# turned a few calls today



## j&d (Apr 6, 2013)

Just a few calls i turned today

























just the barrels. hopein to try to make an insert soon


----------



## bill (May 21, 2004)

I like the shapes. Are you sanding them and using a dip finish?


----------



## j&d (Apr 6, 2013)

How im doing them right now is dry sanding with180,220,340 and 600 then applying tung oil then polyutethane. But i may be changing it up soon im still new i just started doing this


----------



## bill (May 21, 2004)

Ok, the sanding part sounds good. The last picture the end seems a little rough. I used to use Tung oil but now save it for special projects. Real Tung oil can take days to dry, even a week, then if you wanted to put on poly you could (but I don't). I like the Tung oil finish but just too long to wait for me LOL

I do like your shapes so keep grinding.


----------



## lady linda (Nov 25, 2008)

All very nice. Thanks for the post


----------



## j&d (Apr 6, 2013)

The last one i forgot to sand before the picture its fixed now and ya the tung oil im using drys relatively quick


----------



## bill (May 21, 2004)

Ok, there's a tung oil and a tung varnish...must be the varnish your using.
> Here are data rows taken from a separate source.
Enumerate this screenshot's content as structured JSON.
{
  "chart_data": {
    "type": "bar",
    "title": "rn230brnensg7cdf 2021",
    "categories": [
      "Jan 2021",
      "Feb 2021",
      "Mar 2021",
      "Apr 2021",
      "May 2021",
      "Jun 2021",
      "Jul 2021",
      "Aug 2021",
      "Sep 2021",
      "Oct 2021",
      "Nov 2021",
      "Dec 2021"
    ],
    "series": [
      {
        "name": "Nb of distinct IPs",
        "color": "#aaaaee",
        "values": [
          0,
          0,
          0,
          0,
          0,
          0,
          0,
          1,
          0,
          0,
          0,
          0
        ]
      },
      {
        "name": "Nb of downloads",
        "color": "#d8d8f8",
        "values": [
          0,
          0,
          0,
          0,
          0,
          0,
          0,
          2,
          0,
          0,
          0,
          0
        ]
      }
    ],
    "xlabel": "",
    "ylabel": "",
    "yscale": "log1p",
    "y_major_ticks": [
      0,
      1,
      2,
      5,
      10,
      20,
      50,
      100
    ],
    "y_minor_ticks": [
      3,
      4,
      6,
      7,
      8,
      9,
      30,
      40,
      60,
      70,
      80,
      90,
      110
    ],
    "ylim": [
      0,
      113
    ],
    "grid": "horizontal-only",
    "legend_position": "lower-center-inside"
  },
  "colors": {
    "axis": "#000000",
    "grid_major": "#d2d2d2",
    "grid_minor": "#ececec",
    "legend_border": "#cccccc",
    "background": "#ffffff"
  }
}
Try out some BLO, I have found it works as well at popping the grain and you can put on a finish quicker as well.


----------



## j&d (Apr 6, 2013)

Ok ill look into that and what do you think about instead of poly using a wax instead?


----------



## bill (May 21, 2004)

your call lol on the finish....if it were me, in a water prone area, I would want the item sealed as much as possible

I'm not a call maker so there are better experienced people here to answer.

I will use wax on items that will be handled because it's easy to wipe them off. If left alone, in time wax will dull, fade turn white and pick up dust ect

When I use poly, it's a few coats then once it's dry, wet sanding start up to 12,000 grit mm. On wood usually sand to 600 then CA finish and wet sand to 12,000. I still use BLO. It works for me. There are as many different ways to do a finish as there are wood turners.

Just keep at it and you will have that "Ah ha" moment.


----------



## Robert A. (Jan 8, 2009)

Looking good amigo.. Sanding is key to a good finish! I use BLO on the inside of my calls and it is a good sealer.. There are many finishes out there, Had a fellow call maker do a study on the different finishes and how they react to water, bug sprays ect.. If i can find it i will post it up.. CA is definately the top shelf it just takes time to learn how to apply it.. once you get the hang of it you will like it..


----------



## j&d (Apr 6, 2013)

thanks for all the great help! like i said im very new to all of this i just started turning back in February and so far ive only turned about 8 calls in total so all this feedback is great ill be looking into the BLO


----------